The Briefing
- Parent company relocating to Delaware, USA
- Half of all staff remain in Finland
- Revenue more than doubled to EUR 840M
Oura, the Oulu-born company behind the world’s leading smart ring, announced this week that it is moving its parent entity from Finland to Delaware, USA.
Oura’s parent company will now be Oura Inc., incorporated in Delaware, rather than the Finnish entity Oura Health Oy.
The company said Finland will retain its European headquarters and research center, and that roughly half of its global workforce continues to operate from Finland in research and development roles, numbers that have actually grown in recent months.
Still, the symbolic weight of the move is hard to dismiss. Oura was founded in 2013 by five entrepreneurs from the Oulu region in northern Finland. All five founders have since departed the company, and today only one Finnish representative sits on the board.
The relocation follows a familiar pattern for Finland’s most successful tech companies. Gaming giant Supercell, AI firm Silo AI, and space technology company Iceye have all taken similar paths: turning to foreign capital and, eventually, foreign corporate structures as they scaled beyond what the domestic market and investor ecosystem could support.

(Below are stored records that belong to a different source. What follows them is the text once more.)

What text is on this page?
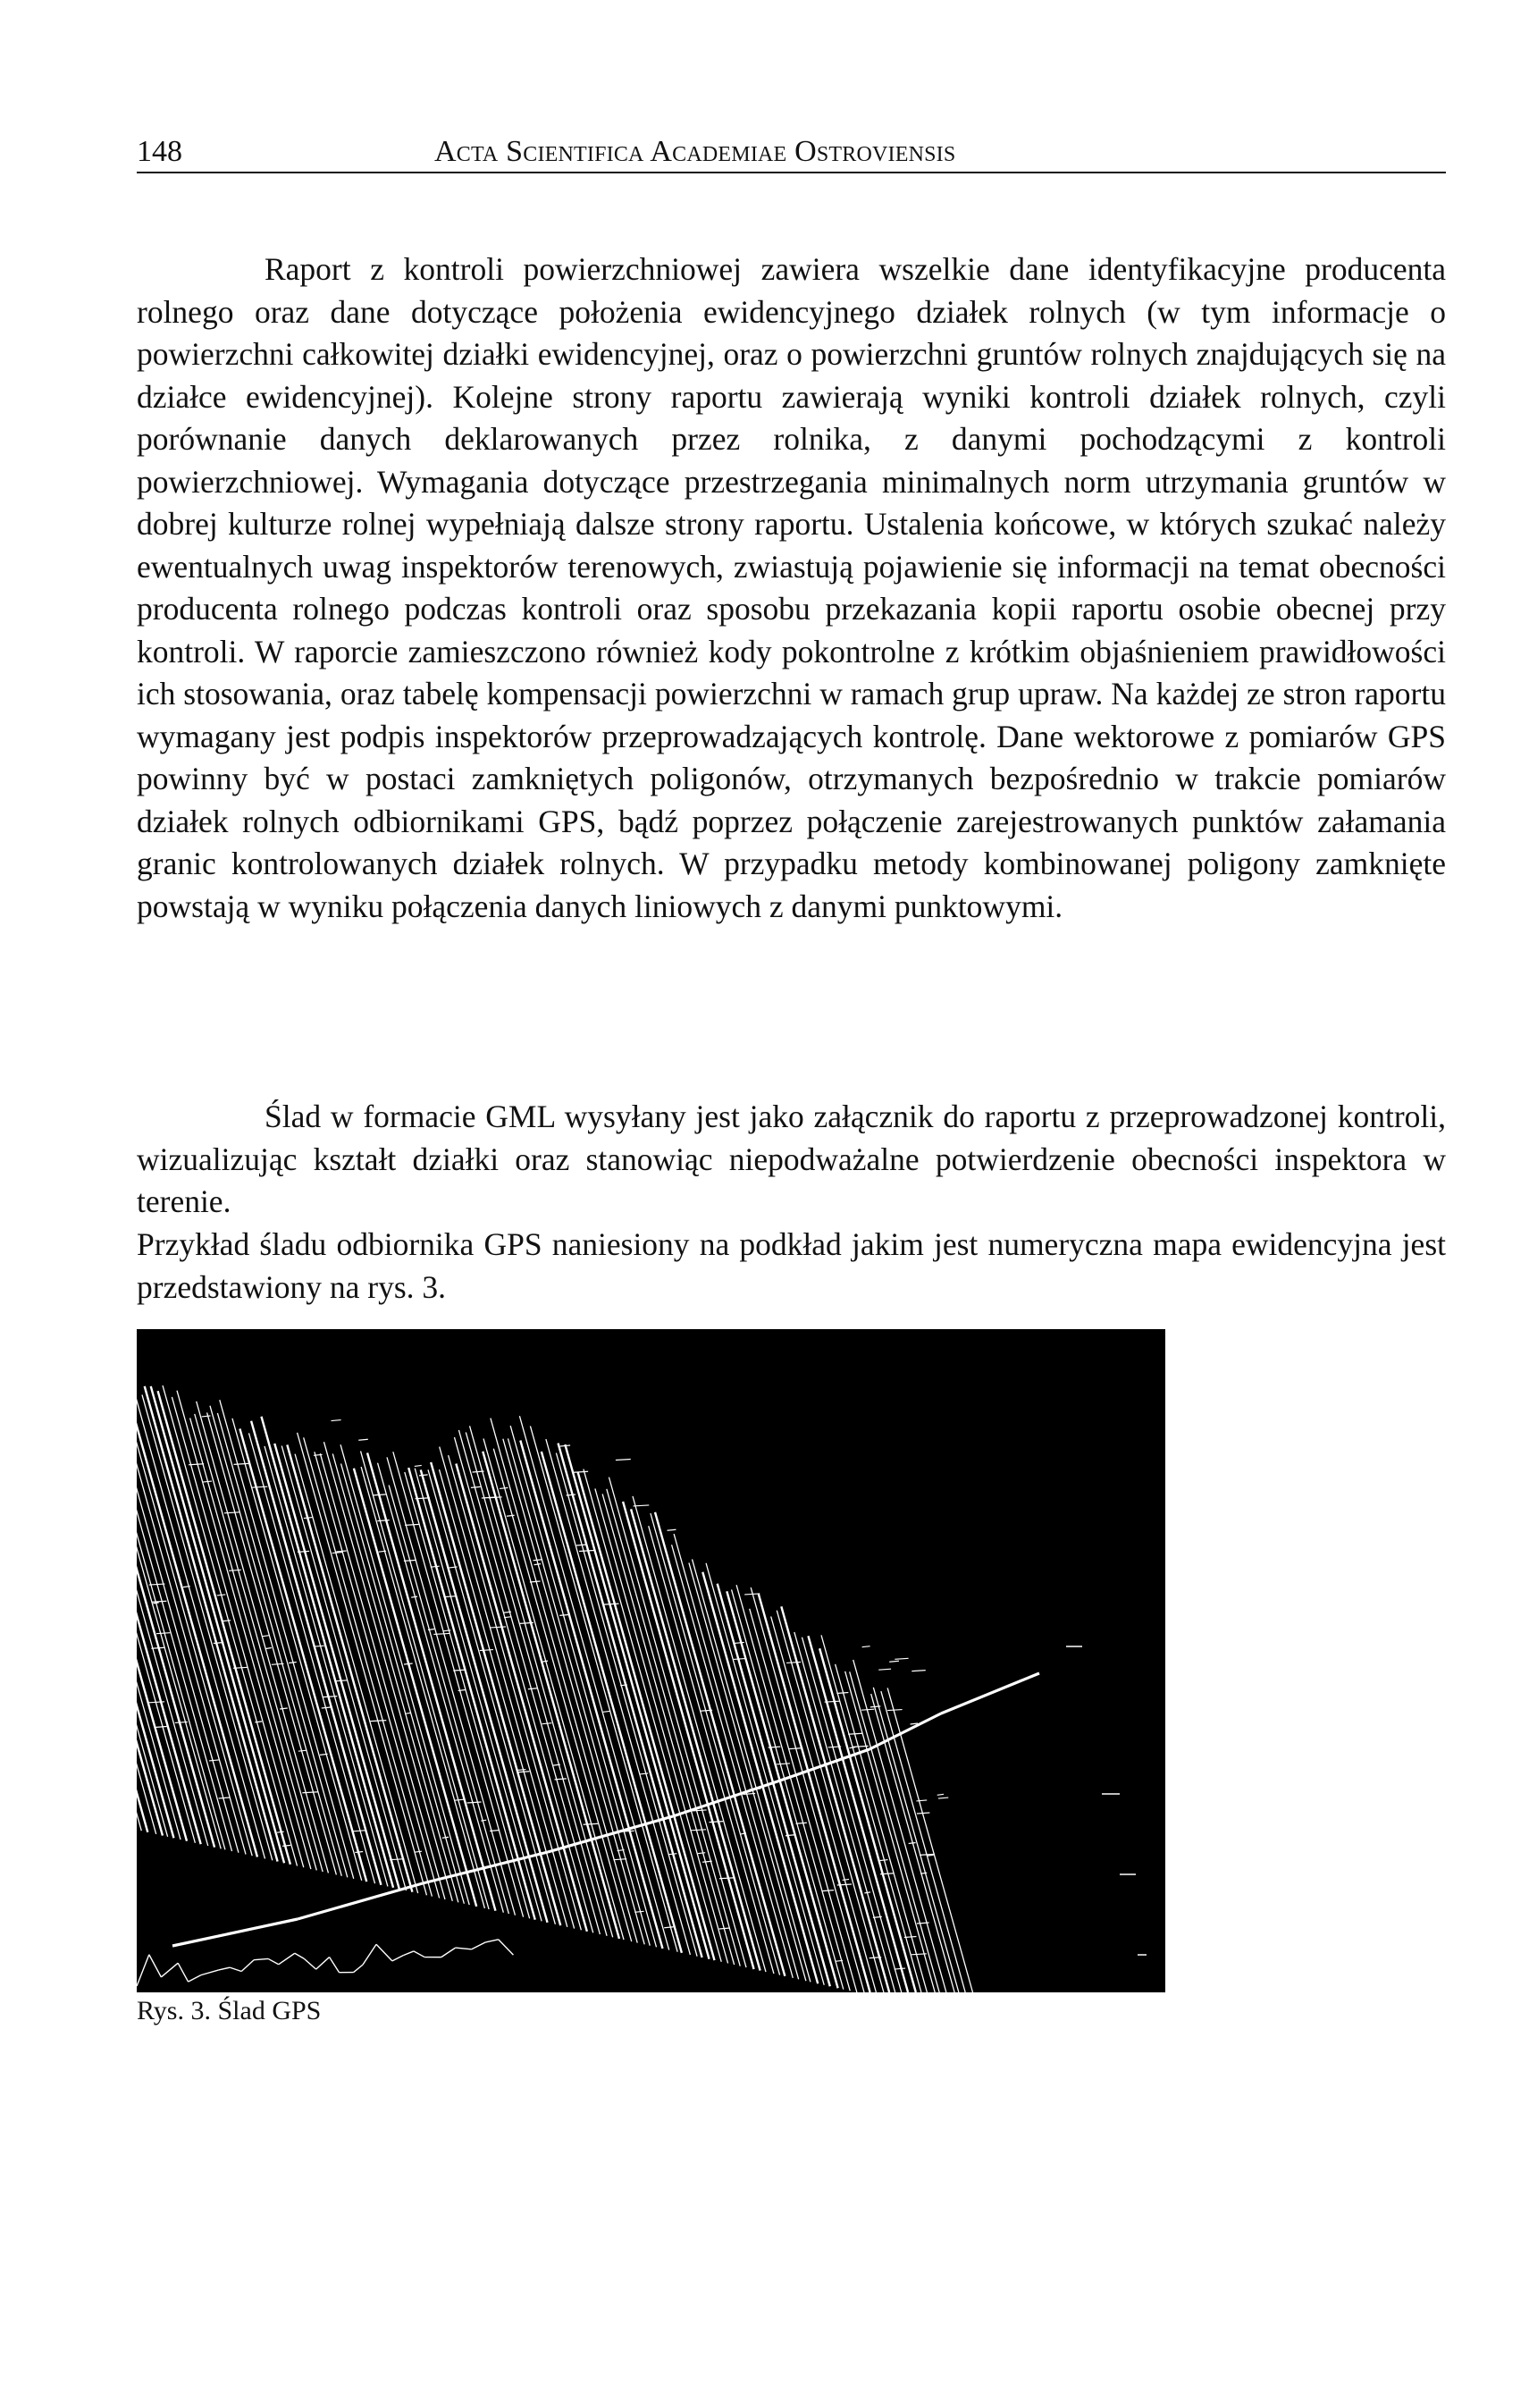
148	Acta Scientifica Academiae Ostroviensis

Raport z kontroli powierzchniowej zawiera wszelkie dane identyfikacyjne producenta rolnego oraz dane dotyczące położenia ewidencyjnego działek rolnych (w tym informacje o powierzchni całkowitej działki ewidencyjnej, oraz o powierzchni gruntów rolnych znajdujących się na działce ewidencyjnej). Kolejne strony raportu zawierają wyniki kontroli działek rolnych, czyli porównanie danych deklarowanych przez rolnika, z danymi pochodzącymi z kontroli powierzchniowej. Wymagania dotyczące przestrzegania minimalnych norm utrzymania gruntów w dobrej kulturze rolnej wypełniają dalsze strony raportu. Ustalenia końcowe, w których szukać należy ewentualnych uwag inspektorów terenowych, zwiastują pojawienie się informacji na temat obecności producenta rolnego podczas kontroli oraz sposobu przekazania kopii raportu osobie obecnej przy kontroli. W raporcie zamieszczono również kody pokontrolne z krótkim objaśnieniem prawidłowości ich stosowania, oraz tabelę kompensacji powierzchni w ramach grup upraw. Na każdej ze stron raportu wymagany jest podpis inspektorów przeprowadzających kontrolę. Dane wektorowe z pomiarów GPS powinny być w postaci zamkniętych poligonów, otrzymanych bezpośrednio w trakcie pomiarów działek rolnych odbiornikami GPS, bądź poprzez połączenie zarejestrowanych punktów załamania granic kontrolowanych działek rolnych. W przypadku metody kombinowanej poligony zamknięte powstają w wyniku połączenia danych liniowych z danymi punktowymi.

Ślad w formacie GML wysyłany jest jako załącznik do raportu z przeprowadzonej kontroli, wizualizując kształt działki oraz stanowiąc niepodważalne potwierdzenie obecności inspektora w terenie.

Przykład śladu odbiornika GPS naniesiony na podkład jakim jest numeryczna mapa ewidencyjna jest przedstawiony na rys. 3.

Rys. 3. Ślad GPS
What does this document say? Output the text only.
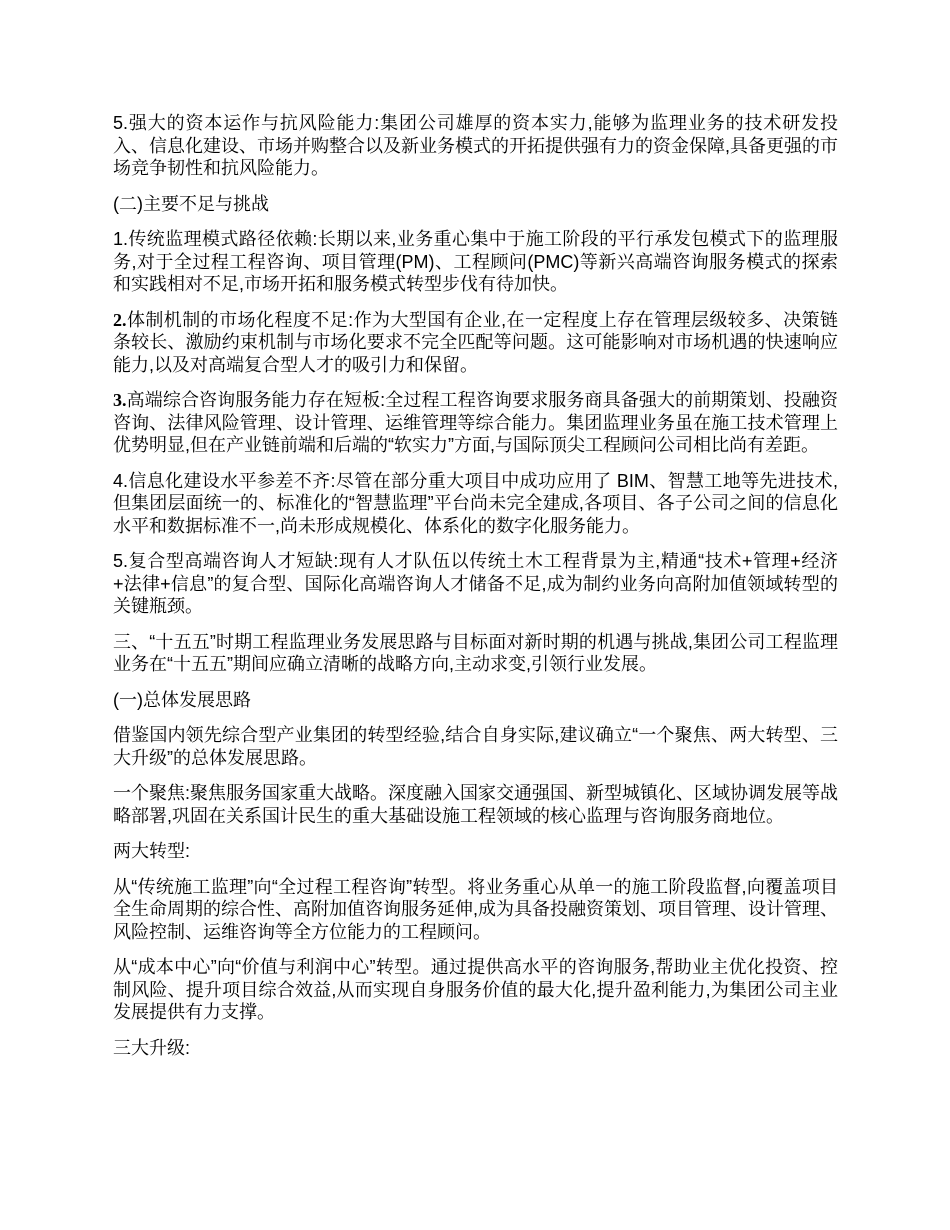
5.强大的资本运作与抗风险能力:集团公司雄厚的资本实力,能够为监理业务的技术研发投入、信息化建设、市场并购整合以及新业务模式的开拓提供强有力的资金保障,具备更强的市场竞争韧性和抗风险能力。

(二)主要不足与挑战

1.传统监理模式路径依赖:长期以来,业务重心集中于施工阶段的平行承发包模式下的监理服务,对于全过程工程咨询、项目管理(PM)、工程顾问(PMC)等新兴高端咨询服务模式的探索和实践相对不足,市场开拓和服务模式转型步伐有待加快。

2.体制机制的市场化程度不足:作为大型国有企业,在一定程度上存在管理层级较多、决策链条较长、激励约束机制与市场化要求不完全匹配等问题。这可能影响对市场机遇的快速响应能力,以及对高端复合型人才的吸引力和保留。

3.高端综合咨询服务能力存在短板:全过程工程咨询要求服务商具备强大的前期策划、投融资咨询、法律风险管理、设计管理、运维管理等综合能力。集团监理业务虽在施工技术管理上优势明显,但在产业链前端和后端的“软实力”方面,与国际顶尖工程顾问公司相比尚有差距。

4.信息化建设水平参差不齐:尽管在部分重大项目中成功应用了 BIM、智慧工地等先进技术,但集团层面统一的、标准化的“智慧监理”平台尚未完全建成,各项目、各子公司之间的信息化水平和数据标准不一,尚未形成规模化、体系化的数字化服务能力。

5.复合型高端咨询人才短缺:现有人才队伍以传统土木工程背景为主,精通“技术+管理+经济+法律+信息”的复合型、国际化高端咨询人才储备不足,成为制约业务向高附加值领域转型的关键瓶颈。

三、“十五五”时期工程监理业务发展思路与目标面对新时期的机遇与挑战,集团公司工程监理业务在“十五五”期间应确立清晰的战略方向,主动求变,引领行业发展。

(一)总体发展思路

借鉴国内领先综合型产业集团的转型经验,结合自身实际,建议确立“一个聚焦、两大转型、三大升级”的总体发展思路。

一个聚焦:聚焦服务国家重大战略。深度融入国家交通强国、新型城镇化、区域协调发展等战略部署,巩固在关系国计民生的重大基础设施工程领域的核心监理与咨询服务商地位。

两大转型:

从“传统施工监理”向“全过程工程咨询”转型。将业务重心从单一的施工阶段监督,向覆盖项目全生命周期的综合性、高附加值咨询服务延伸,成为具备投融资策划、项目管理、设计管理、风险控制、运维咨询等全方位能力的工程顾问。

从“成本中心”向“价值与利润中心”转型。通过提供高水平的咨询服务,帮助业主优化投资、控制风险、提升项目综合效益,从而实现自身服务价值的最大化,提升盈利能力,为集团公司主业发展提供有力支撑。

三大升级:
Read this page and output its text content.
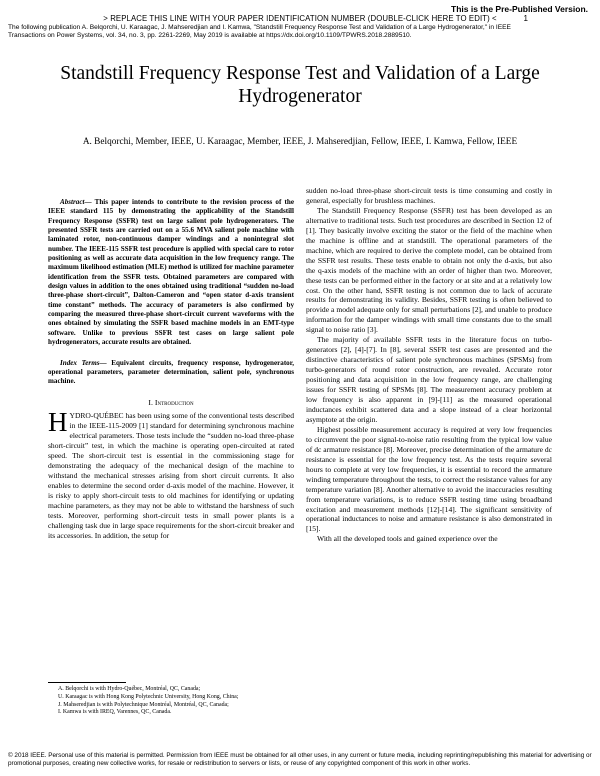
This is the Pre-Published Version.
> REPLACE THIS LINE WITH YOUR PAPER IDENTIFICATION NUMBER (DOUBLE-CLICK HERE TO EDIT) <	1
The following publication A. Belqorchi, U. Karaagac, J. Mahseredjian and I. Kamwa, "Standstill Frequency Response Test and Validation of a Large Hydrogenerator," in IEEE Transactions on Power Systems, vol. 34, no. 3, pp. 2261-2269, May 2019 is available at https://dx.doi.org/10.1109/TPWRS.2018.2889510.
Standstill Frequency Response Test and Validation of a Large Hydrogenerator
A. Belqorchi, Member, IEEE, U. Karaagac, Member, IEEE, J. Mahseredjian, Fellow, IEEE, I. Kamwa, Fellow, IEEE

Abstract— This paper intends to contribute to the revision process of the IEEE standard 115 by demonstrating the applicability of the Standstill Frequency Response (SSFR) test on large salient pole hydrogenerators. The presented SSFR tests are carried out on a 55.6 MVA salient pole machine with laminated rotor, non-continuous damper windings and a nonintegral slot number. The IEEE-115 SSFR test procedure is applied with special care to rotor positioning as well as accurate data acquisition in the low frequency range. The maximum likelihood estimation (MLE) method is utilized for machine parameter identification from the SSFR tests. Obtained parameters are compared with design values in addition to the ones obtained using traditional “sudden no-load three-phase short-circuit”, Dalton-Cameron and “open stator d-axis transient time constant” methods. The accuracy of parameters is also confirmed by comparing the measured three-phase short-circuit current waveforms with the ones obtained by simulating the SSFR based machine models in an EMT-type software. Unlike to previous SSFR test cases on large salient pole hydrogenerators, accurate results are obtained.

Index Terms— Equivalent circuits, frequency response, hydrogenerator, operational parameters, parameter determination, salient pole, synchronous machine.

I. Introduction

HYDRO-QUÉBEC has been using some of the conventional tests described in the IEEE-115-2009 [1] standard for determining synchronous machine electrical parameters. Those tests include the “sudden no-load three-phase short-circuit” test, in which the machine is operating open-circuited at rated speed. The short-circuit test is essential in the commissioning stage for demonstrating the adequacy of the mechanical design of the machine to withstand the mechanical stresses arising from short circuit currents. It also enables to determine the second order d-axis model of the machine. However, it is risky to apply short-circuit tests to old machines for identifying or updating machine parameters, as they may not be able to withstand the harshness of such tests. Moreover, performing short-circuit tests in small power plants is a challenging task due in large space requirements for the short-circuit breaker and its accessories. In addition, the setup for

sudden no-load three-phase short-circuit tests is time consuming and costly in general, especially for brushless machines.

The Standstill Frequency Response (SSFR) test has been developed as an alternative to traditional tests. Such test procedures are described in Section 12 of [1]. They basically involve exciting the stator or the field of the machine when the machine is offline and at standstill. The operational parameters of the machine, which are required to derive the complete model, can be obtained from the SSFR test results. These tests enable to obtain not only the d-axis, but also the q-axis models of the machine with an order of higher than two. Moreover, these tests can be performed either in the factory or at site and at a relatively low cost. On the other hand, SSFR testing is not common due to lack of accurate results for demonstrating its validity. Besides, SSFR testing is often believed to provide a model adequate only for small perturbations [2], and unable to produce information for the damper windings with small time constants due to the small signal to noise ratio [3].

The majority of available SSFR tests in the literature focus on turbo-generators [2], [4]-[7]. In [8], several SSFR test cases are presented and the distinctive characteristics of salient pole synchronous machines (SPSMs) from turbo-generators of round rotor construction, are revealed. Accurate rotor positioning and data acquisition in the low frequency range, are challenging issues for SSFR testing of SPSMs [8]. The measurement accuracy problem at low frequency is also apparent in [9]-[11] as the measured operational inductances exhibit scattered data and a slope instead of a clear horizontal asymptote at the origin.

Highest possible measurement accuracy is required at very low frequencies to circumvent the poor signal-to-noise ratio resulting from the typical low value of dc armature resistance [8]. Moreover, precise determination of the armature dc resistance is essential for the low frequency test. As the tests require several hours to complete at very low frequencies, it is essential to record the armature winding temperature throughout the tests, to correct the resistance values for any temperature variation [8]. Another alternative to avoid the inaccuracies resulting from temperature variations, is to reduce SSFR testing time using broadband excitation and measurement methods [12]-[14]. The significant sensitivity of operational inductances to noise and armature resistance is also demonstrated in [15].

With all the developed tools and gained experience over the

A. Belqorchi is with Hydro-Québec, Montréal, QC, Canada;

U. Karaagac is with Hong Kong Polytechnic University, Hong Kong, China;

J. Mahseredjian is with Polytechnique Montréal, Montréal, QC, Canada;

I. Kamwa is with IREQ, Varennes, QC, Canada.

© 2018 IEEE. Personal use of this material is permitted. Permission from IEEE must be obtained for all other uses, in any current or future media, including reprinting/republishing this material for advertising or promotional purposes, creating new collective works, for resale or redistribution to servers or lists, or reuse of any copyrighted component of this work in other works.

Oura’s move follows a strong fiscal year ending September 2025, where the company reported EUR 840.6 million in revenue. This figure more than doubles the EUR 367.4 million posted the previous year.
The company’s operating profit surged to EUR 113.5 million, up from just EUR 12.1 million the year before, pushing its operating margin to 13.5%, a figure that would be impressive for any mature consumer tech firm, let alone one still in hypergrowth mode.
The relocation follows a familiar pattern for Finland’s most successful tech companies.
CEO Tom Hale, an American who gave the interview to Finnish business daily Kauppalehti in Helsinki, said he was satisfied with the numbers. “They could always be better, but I think it’s a pretty good showing,” he said. “Perhaps more importantly, this was the third year in a row we essentially doubled our revenue. That means we’re sustaining this kind of growth—it’s not levelling off.”
Petteri Lahtela, one of Oura’s original founders, flagged the structural issues publicly last August in a Finnish business magazine, criticising the way state business subsidies repeatedly flow to large, established industrial companies, particularly in the forestry sector, while high-growth tech startups are left to seek capital abroad.
The company expects to sell its ten-millionth ring sometime this year, cementing its dominance in the smart ring category globally.
Delaware is the preferred incorporation state for roughly 68% of Fortune 500 companies due to its flexible corporate law, efficient court system, and favorable tax treatment for holding companies.
Finland, despite ranking among the world’s top nations for innovation and education, has long struggled to retain corporate headquarters of scaling tech firms, a challenge shared across the Nordic region.